Phase I: The first phase was extremely rudimentary and did not use XML-RPC at all. Instead, it assumed one WordPress installation was local and the other was remote. It would perform hard queries to the local database, retrieve all the entry attributes (restrictions to be discussed soon), and loaded them into a form that would then post to a symmetric form on the remote server. That remote form would collect the fields submitted and insert them into the remote database. This was a very fragile and un-scalable implementation; there was no two-way communication. As such, determining which entries to send to the remote server depended entirely on a comparison of timestamps: any entries posted since the last synchronization would be sent to the remote server. If an error occurred, there would be no way to track that the entries had not successfully (or, perhaps fully) been synchronized with the remote server. Furthermore, the implementation depended on a static database implementation, as well as identical database schemas between the local and remote servers, presenting issues if either WordPress installation was upgraded.

Phase II: This utilized XML-RPC to open up a two-way channel of communication between the remote and local servers. The application still made the assumption that one server was local (and would query the database for entry information), but would send XML-RPC requests to the remote server to determine which entries should be sent. Scalability, however, continued to be a problem. The WordPress XML-RPC implementation does not include a lightweight method for simply ascertaining entry IDs; as such, in order to fully synchronize (and allow for synchronization customization), the basic attributes of every single entry on the remote server had to be retrieved, incurring a cost directly proportional to the number of entries. As a blog grew into the thousands of entries, this architecture became unwieldy and reached the point of failure.

Phase III: This involves a more robust implementation making use of the XML-RPC functionality, but this too proved unsatisfactory. More details about this phase can be observed from the notes and source listed below under Iteration 3.

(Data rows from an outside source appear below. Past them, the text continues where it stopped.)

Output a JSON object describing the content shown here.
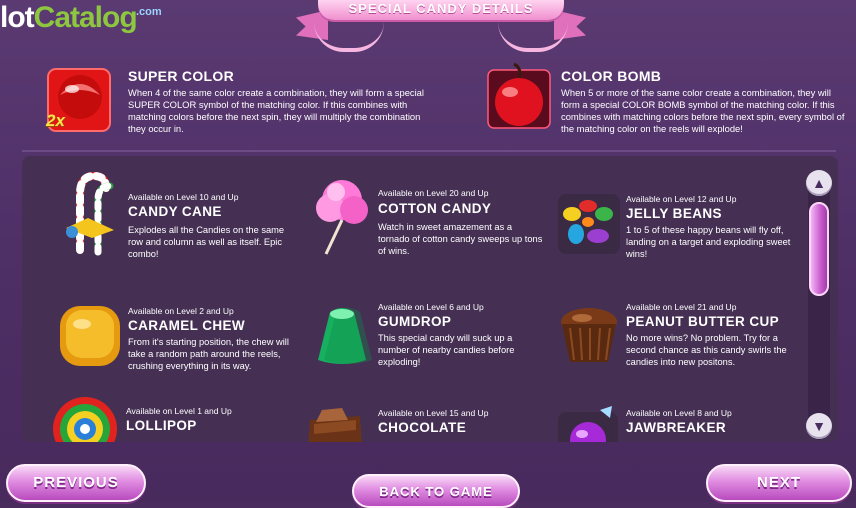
{
  "logo": {
    "part1": "lot",
    "part2": "Catalog",
    "suffix": ".com"
  },
  "banner": {
    "title": "SPECIAL CANDY DETAILS"
  },
  "special": [
    {
      "title": "SUPER COLOR",
      "badge": "2x",
      "desc": "When 4 of the same color create a combination, they will form a special SUPER COLOR symbol of the matching color. If this combines with matching colors before the next spin, they will multiply the combination they occur in."
    },
    {
      "title": "COLOR BOMB",
      "desc": "When 5 or more of the same color create a combination, they will form a special COLOR BOMB symbol of the matching color. If this combines with matching colors before the next spin, every symbol of the matching color on the reels will explode!"
    }
  ],
  "candies": [
    {
      "avail": "Available on Level 10 and Up",
      "name": "CANDY CANE",
      "desc": "Explodes all the Candies on the same row and column as well as itself. Epic combo!"
    },
    {
      "avail": "Available on Level 20 and Up",
      "name": "COTTON CANDY",
      "desc": "Watch in sweet amazement as a tornado of cotton candy sweeps up tons of wins."
    },
    {
      "avail": "Available on Level 12 and Up",
      "name": "JELLY BEANS",
      "desc": "1 to 5 of these happy beans will fly off, landing on a target and exploding sweet wins!"
    },
    {
      "avail": "Available on Level 2 and Up",
      "name": "CARAMEL CHEW",
      "desc": "From it's starting position, the chew will take a random path around the reels, crushing everything in its way."
    },
    {
      "avail": "Available on Level 6 and Up",
      "name": "GUMDROP",
      "desc": "This special candy will suck up a number of nearby candies before exploding!"
    },
    {
      "avail": "Available on Level 21 and Up",
      "name": "PEANUT BUTTER CUP",
      "desc": "No more wins? No problem. Try for a second chance as this candy swirls the candies into new positons."
    },
    {
      "avail": "Available on Level 1 and Up",
      "name": "LOLLIPOP",
      "desc": ""
    },
    {
      "avail": "Available on Level 15 and Up",
      "name": "CHOCOLATE",
      "desc": ""
    },
    {
      "avail": "Available on Level 8 and Up",
      "name": "JAWBREAKER",
      "desc": ""
    }
  ],
  "scroll": {
    "up": "▲",
    "down": "▼"
  },
  "nav": {
    "previous": "PREVIOUS",
    "back": "BACK TO GAME",
    "next": "NEXT"
  },
  "colors": {
    "background": "#4e2f66",
    "panel": "#453054",
    "button": "#e08ce1",
    "logo_green": "#8dc63f"
  }
}
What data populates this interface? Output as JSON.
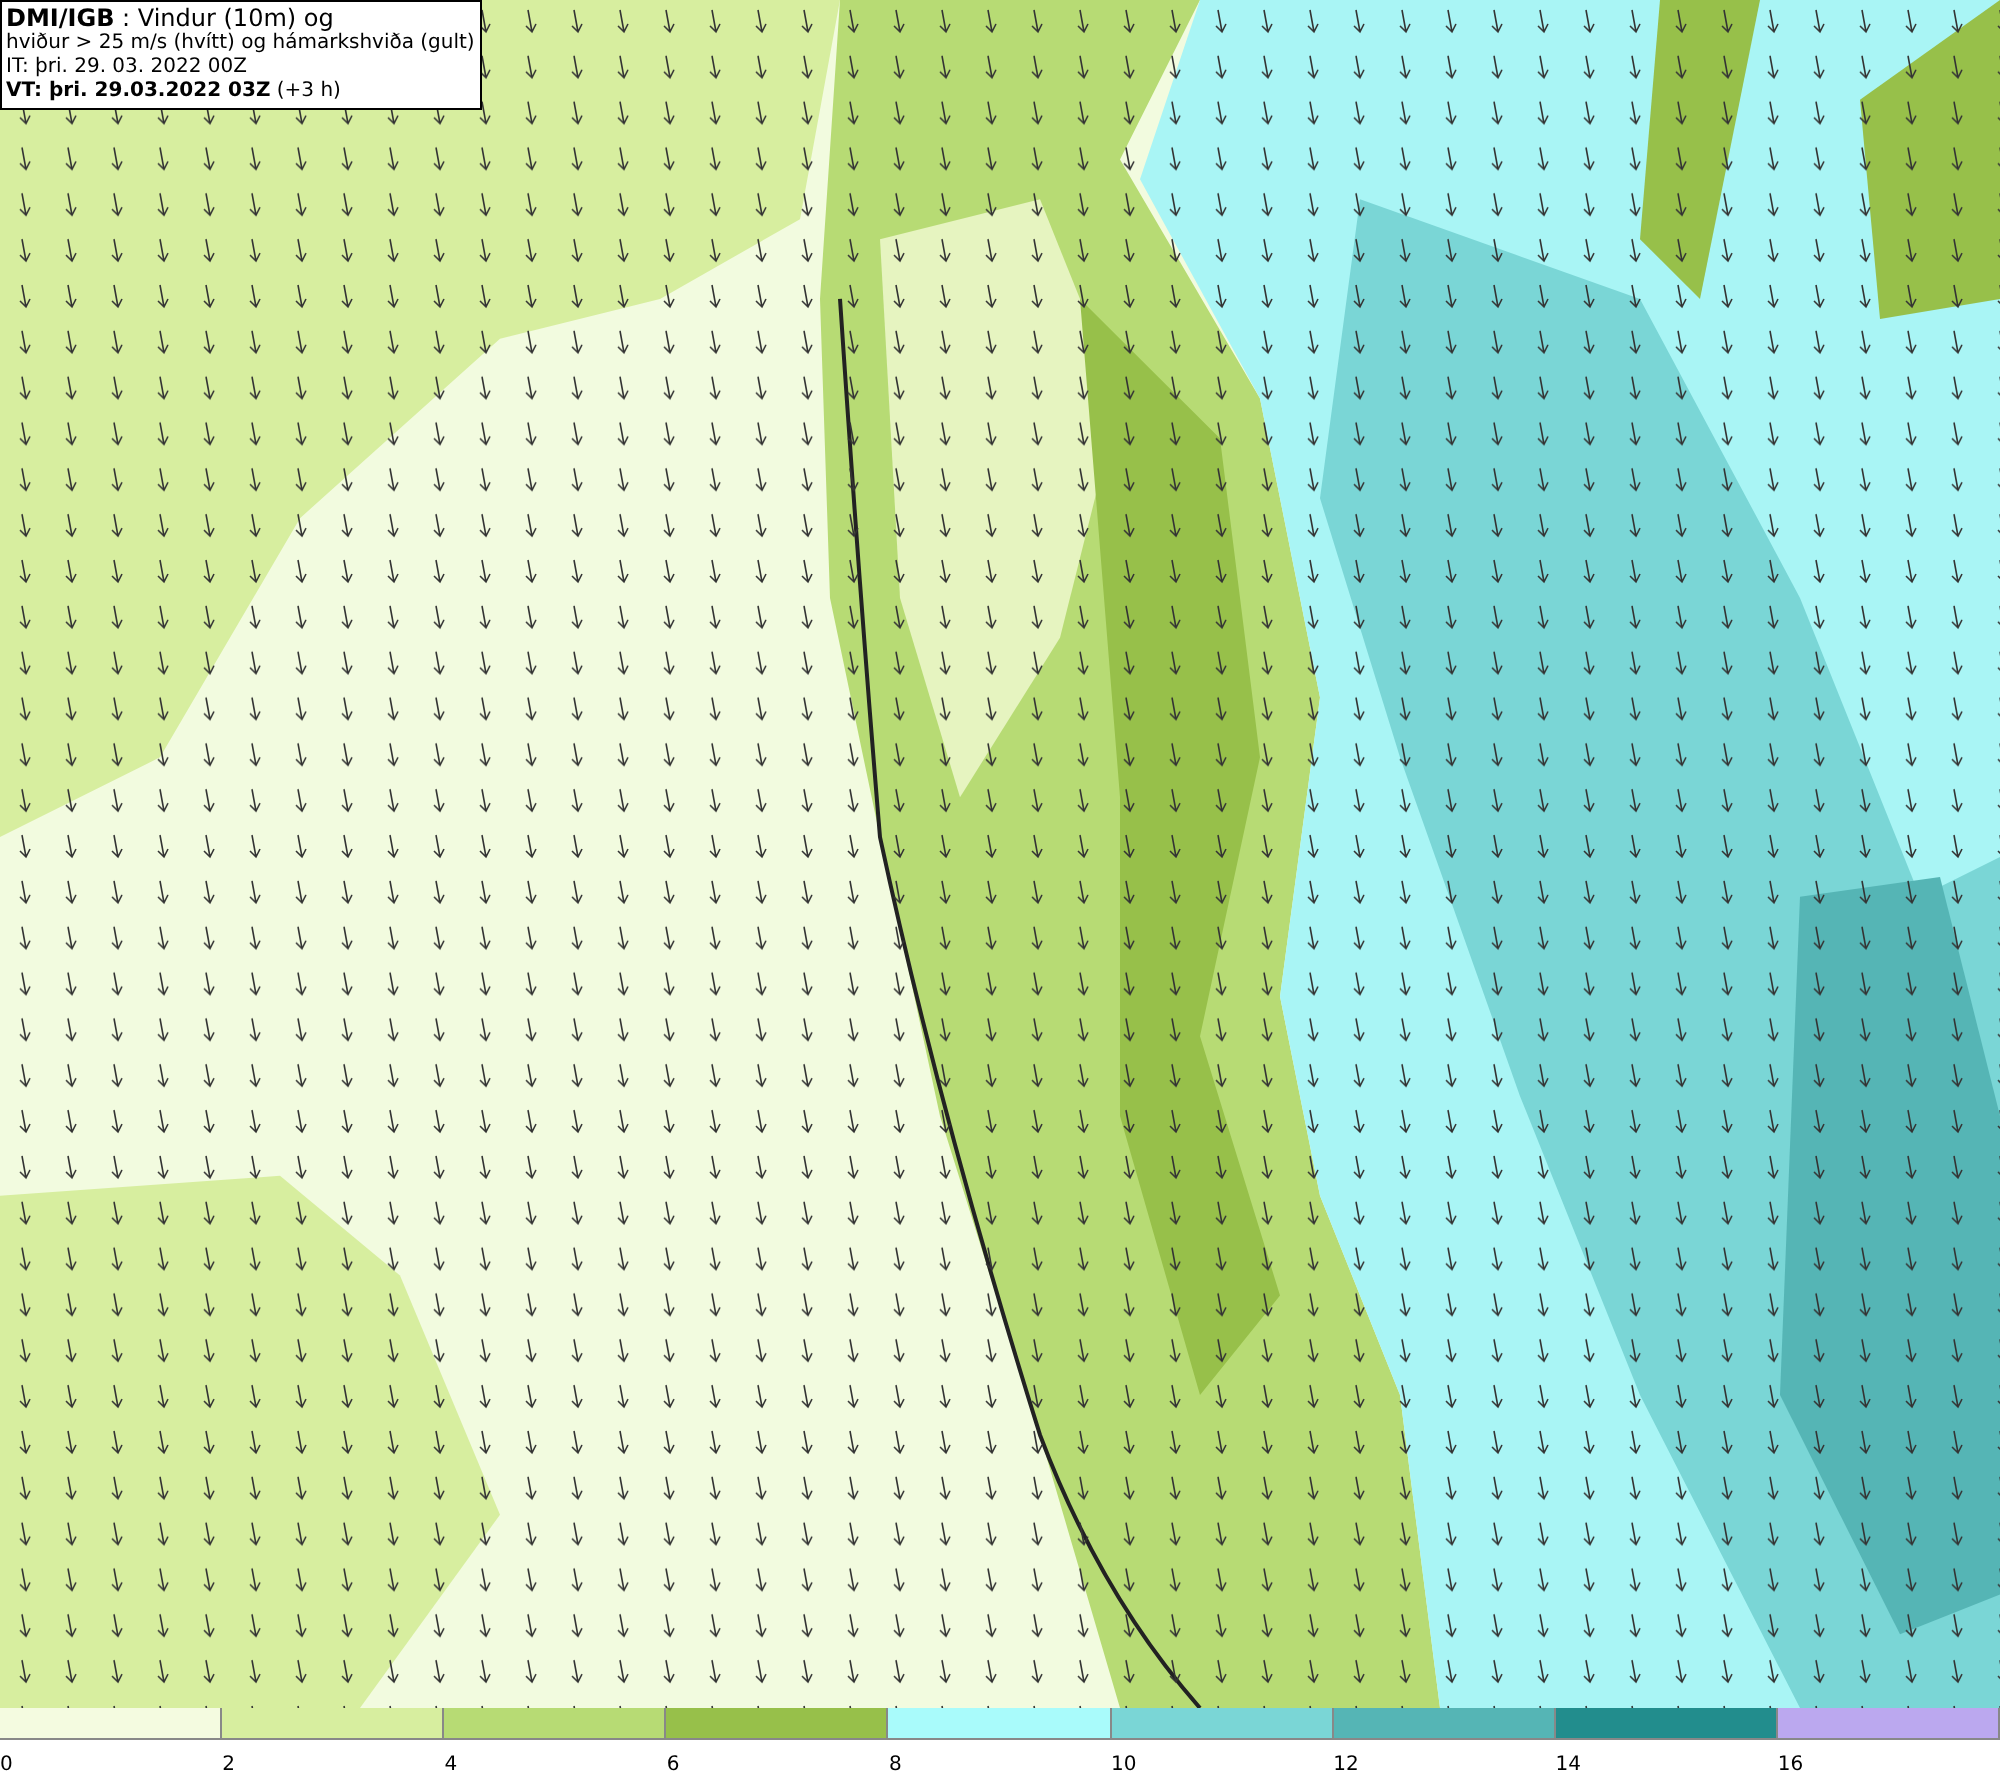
{
  "title_box": {
    "lines": [
      "**DMI/IGB** : Vindur (10m) og",
      "hviður > 25 m/s (hvítt) og hámarkshviða (gult)",
      "IT: þri. 29. 03. 2022 00Z",
      "**VT: þri. 29.03.2022 03Z** (+3 h)"
    ]
  },
  "legend": {
    "segments": [
      {
        "label": "0",
        "color": "#f4fbe0"
      },
      {
        "label": "2",
        "color": "#d7ee9f"
      },
      {
        "label": "4",
        "color": "#b7db74"
      },
      {
        "label": "6",
        "color": "#97c04a"
      },
      {
        "label": "8",
        "color": "#a9fbfb"
      },
      {
        "label": "10",
        "color": "#7ad6d6"
      },
      {
        "label": "12",
        "color": "#55b5b5"
      },
      {
        "label": "14",
        "color": "#228d8d"
      },
      {
        "label": "16",
        "color": "#bba8ef"
      }
    ]
  }
}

Phase IV: The current fourth iteration involves completely encapsulating the functionality into an official WordPress plugin that interacts wholly with the WordPress application. Doing so enables the program to hook into the WordPress framework and make use of the impressive internal API without sacrificing the strength of the xmlrpc protocol. Every effort has been made to streamline the process by caching database queries and RPC results.

Status

Iteration 4: beta

Download

File structure:

Notes:

  • The WordRPC class was once again rebuilt; static methods were removed, and more methods added to assist with Category synchronization.
  • Synchronization when posting, editing, and deleting specific entries is functional, along with selective entry synchronization.
  • Full one-time synchronization is still under development, primarily due to the intensive processing that has to take place to completely re-sync all entries (tests are being done using 3000+ entries; process takes upwards of half an hour between hosts on the same machine).
  • FirePHP tiered debug system was also put in place, varying the verbosity of debug comments to the FirePHP console.
  • Still need a more robust error-display system; FirePHP (with debugging at or above level 1) is currently the only way to be informed of an error. add_filter may be the answer.

Iteration 3: canceled

File structure:

Notes:

  • Only known serious issue involves failure to properly insert dummy entries upon synchronization, resulting in a breakdown of the overall communication protocol.
    • Unfortunately, this is going to be a costly bug to fix, as it arose from the fundamental change in the communication philosophy. It relied on having access to each existing entry ID in order to determine where and how many dummy entries to insert. The solution will require querying the server for all entry IDs in between the last synchronized entry and the most recent entry to be synchronized, and filling in all needed dummy entries.